ACT II: Kindness and door knocking
This west section of our suburban town consists of 1980 frame houses, mostly ranch, built before the three-car garage became the moat that protects most modern homes from their neighbors and from aspiring door knockers. Of course it’s dark because it’s fall in Iowa.
And of course it’s cold and misting because the next evening you have to take the kids out to trick or treat in winter coats pulled tight over their bumble bee and Teenage Mutant Ninja Turtle costumes. And of course you’re tired and grumpy but pretending unsuccessfully you’re not because it’s just your personality.
In other words, it’s perfect conditions for door knocking.
I’m checking off my list of addresses, knocking on doors, and trying to sell them on voting for my wife for school board—a thankless elected position.

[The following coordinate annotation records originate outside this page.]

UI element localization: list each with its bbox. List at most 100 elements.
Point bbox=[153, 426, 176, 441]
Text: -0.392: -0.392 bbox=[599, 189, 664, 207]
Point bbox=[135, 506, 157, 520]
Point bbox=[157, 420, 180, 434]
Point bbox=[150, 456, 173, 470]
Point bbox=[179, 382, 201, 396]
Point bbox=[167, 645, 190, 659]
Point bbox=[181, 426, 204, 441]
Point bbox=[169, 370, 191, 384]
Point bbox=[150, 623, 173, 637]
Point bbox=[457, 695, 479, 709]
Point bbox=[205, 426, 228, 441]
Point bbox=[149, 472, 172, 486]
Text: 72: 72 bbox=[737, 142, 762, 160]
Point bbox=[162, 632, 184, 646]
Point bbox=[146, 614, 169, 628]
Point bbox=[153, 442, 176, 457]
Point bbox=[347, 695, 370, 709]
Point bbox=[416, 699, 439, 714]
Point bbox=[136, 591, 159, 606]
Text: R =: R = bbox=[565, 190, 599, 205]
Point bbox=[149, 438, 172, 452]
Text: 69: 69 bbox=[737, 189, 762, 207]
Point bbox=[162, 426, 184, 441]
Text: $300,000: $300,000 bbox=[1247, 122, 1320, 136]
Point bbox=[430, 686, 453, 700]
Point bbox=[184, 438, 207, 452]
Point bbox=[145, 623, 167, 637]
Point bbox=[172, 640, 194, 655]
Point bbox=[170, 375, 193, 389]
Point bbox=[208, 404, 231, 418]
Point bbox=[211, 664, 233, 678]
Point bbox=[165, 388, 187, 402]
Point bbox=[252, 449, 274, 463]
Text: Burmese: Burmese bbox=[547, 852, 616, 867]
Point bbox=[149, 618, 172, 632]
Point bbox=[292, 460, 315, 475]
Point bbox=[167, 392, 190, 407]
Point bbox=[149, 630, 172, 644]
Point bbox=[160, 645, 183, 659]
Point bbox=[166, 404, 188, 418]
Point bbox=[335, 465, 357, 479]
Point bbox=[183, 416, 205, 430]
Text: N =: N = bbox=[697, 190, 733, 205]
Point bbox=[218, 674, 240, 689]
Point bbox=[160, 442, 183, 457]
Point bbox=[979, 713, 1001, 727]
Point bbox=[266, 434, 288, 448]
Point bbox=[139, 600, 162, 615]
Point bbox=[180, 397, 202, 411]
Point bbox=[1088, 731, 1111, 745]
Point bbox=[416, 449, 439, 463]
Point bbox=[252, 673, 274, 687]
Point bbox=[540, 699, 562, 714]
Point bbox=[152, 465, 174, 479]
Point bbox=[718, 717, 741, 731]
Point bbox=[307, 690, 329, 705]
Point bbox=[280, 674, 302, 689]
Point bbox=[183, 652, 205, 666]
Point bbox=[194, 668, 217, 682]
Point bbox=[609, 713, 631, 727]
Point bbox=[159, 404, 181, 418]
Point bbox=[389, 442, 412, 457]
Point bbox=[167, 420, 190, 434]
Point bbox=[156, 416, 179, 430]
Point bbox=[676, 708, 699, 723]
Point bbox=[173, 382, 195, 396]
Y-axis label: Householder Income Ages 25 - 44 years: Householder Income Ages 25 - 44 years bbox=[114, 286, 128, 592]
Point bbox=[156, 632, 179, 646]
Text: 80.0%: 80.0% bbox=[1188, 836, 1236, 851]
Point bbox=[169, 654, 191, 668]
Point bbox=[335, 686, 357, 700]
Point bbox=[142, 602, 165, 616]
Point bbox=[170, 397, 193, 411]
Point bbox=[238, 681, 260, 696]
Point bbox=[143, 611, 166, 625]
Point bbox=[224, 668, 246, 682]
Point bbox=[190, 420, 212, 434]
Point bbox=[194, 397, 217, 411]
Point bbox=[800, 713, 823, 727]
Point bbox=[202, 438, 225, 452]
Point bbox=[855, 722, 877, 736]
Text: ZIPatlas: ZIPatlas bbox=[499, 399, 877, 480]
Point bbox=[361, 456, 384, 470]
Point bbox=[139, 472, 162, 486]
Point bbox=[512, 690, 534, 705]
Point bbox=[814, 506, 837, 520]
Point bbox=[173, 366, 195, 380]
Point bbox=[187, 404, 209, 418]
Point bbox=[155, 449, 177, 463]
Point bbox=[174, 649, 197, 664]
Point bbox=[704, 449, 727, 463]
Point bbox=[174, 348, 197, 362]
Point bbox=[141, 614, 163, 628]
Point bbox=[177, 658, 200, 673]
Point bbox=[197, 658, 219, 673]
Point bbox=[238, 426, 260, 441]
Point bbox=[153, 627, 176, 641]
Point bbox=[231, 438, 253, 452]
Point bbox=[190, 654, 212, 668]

Perhaps you’re thinking of running for school board yourself? Great. Let me give you a brief job description. You’ll devote evenings reviewing budgets, evenings reviewing staff evaluations, evenings reviewing building maintenance plans, evenings attending trainings, evenings handing out awards, evenings reviewing complaints by parents, evenings attending school events, and evenings reading stacks upon stacks of paperwork.
And here’s the coup de grâce—you’ll be hated.
Yup, the person who gets the least votes should be the one who has to do time on a school board. Perhaps the election should be run like musical chairs—you folks left standing are the new school board. Congratulations!
No matter. It was a hotly contested race that year. My wife, correctly identified as a progressive by the powers that be, was running against several of the opposite bent. And, by the way, this is way before book bans, history bans, self-identity bans, bathroom bans, and sports team gender bans. And way before there was any discussion of arming teachers with assault rifles. A different time, for sure.
But before my wife agreed to run for school board, she was very clear: “I will do no door knocking.” Hah!
So that leaves me, her poor sucker husband who vowed many years earlier “to have and to hold from this day forward, for better, for worse, for richer, for poorer, in sickness and in health, and for all required door-knocking, until death do us part.”
What was I thinking?
Her race for school board turned dirty fairly quickly. An anonymous flyer papered our town claiming my sneaky wife was going to RAISE PROPERTY TAXES (my goodness), and she was going to MERGE THE SCHOOL DISTRICT (heaven help us), and, finally, she was “FUNDED BY HIGH ROLLERS AND POLITICIANS” (I knew it!).
I confronted my wife with these accusations, but she refused to identify a single high roller. Hah. You know how slippery politicians can be. But there I was. Left with this messy campaign and always unsure whether I was knocking on the door of friend or foe.
So here I stood on the west side of our little suburb, late in the evening, cold and grumpy, knocking on door after door. Finally I decided to do one more address, then call it quits. This last home belonged to a politician who was a member of our county board of supervisors—and also not a member of my wife’s party. He was old and tough and smart. I dreaded knocking on his door.
Knock knock knock knock.
“Hi, I’m Joe Weeg, and I’m asking for your vote for my wife, Theresa Weeg, for school board.”
“Joe, come in. Of course I know who you are. Take your coat off. It’s late and cold. Let’s have a beer.”
And we sat around his fireplace, drank a beer, and spoke about life. Did he vote for my wife at the end of all this? Don’t know. Was he kind to me? Absolutely. And was that what counted?
You tell me.
The Greek chorus trundles back on stage. Again with one voice, they remind the audience of the political tragedy we read about every day ad nauseam, then they pause, and in a higher celestial octave, “But what about kindness and humility?” they sing. “Are they the answer?” The curtain closes. The crowd timidly claps. And the chorus quickly exits stage left so as to get a cherry-dipped ice cream cone while the ice cream store is still open.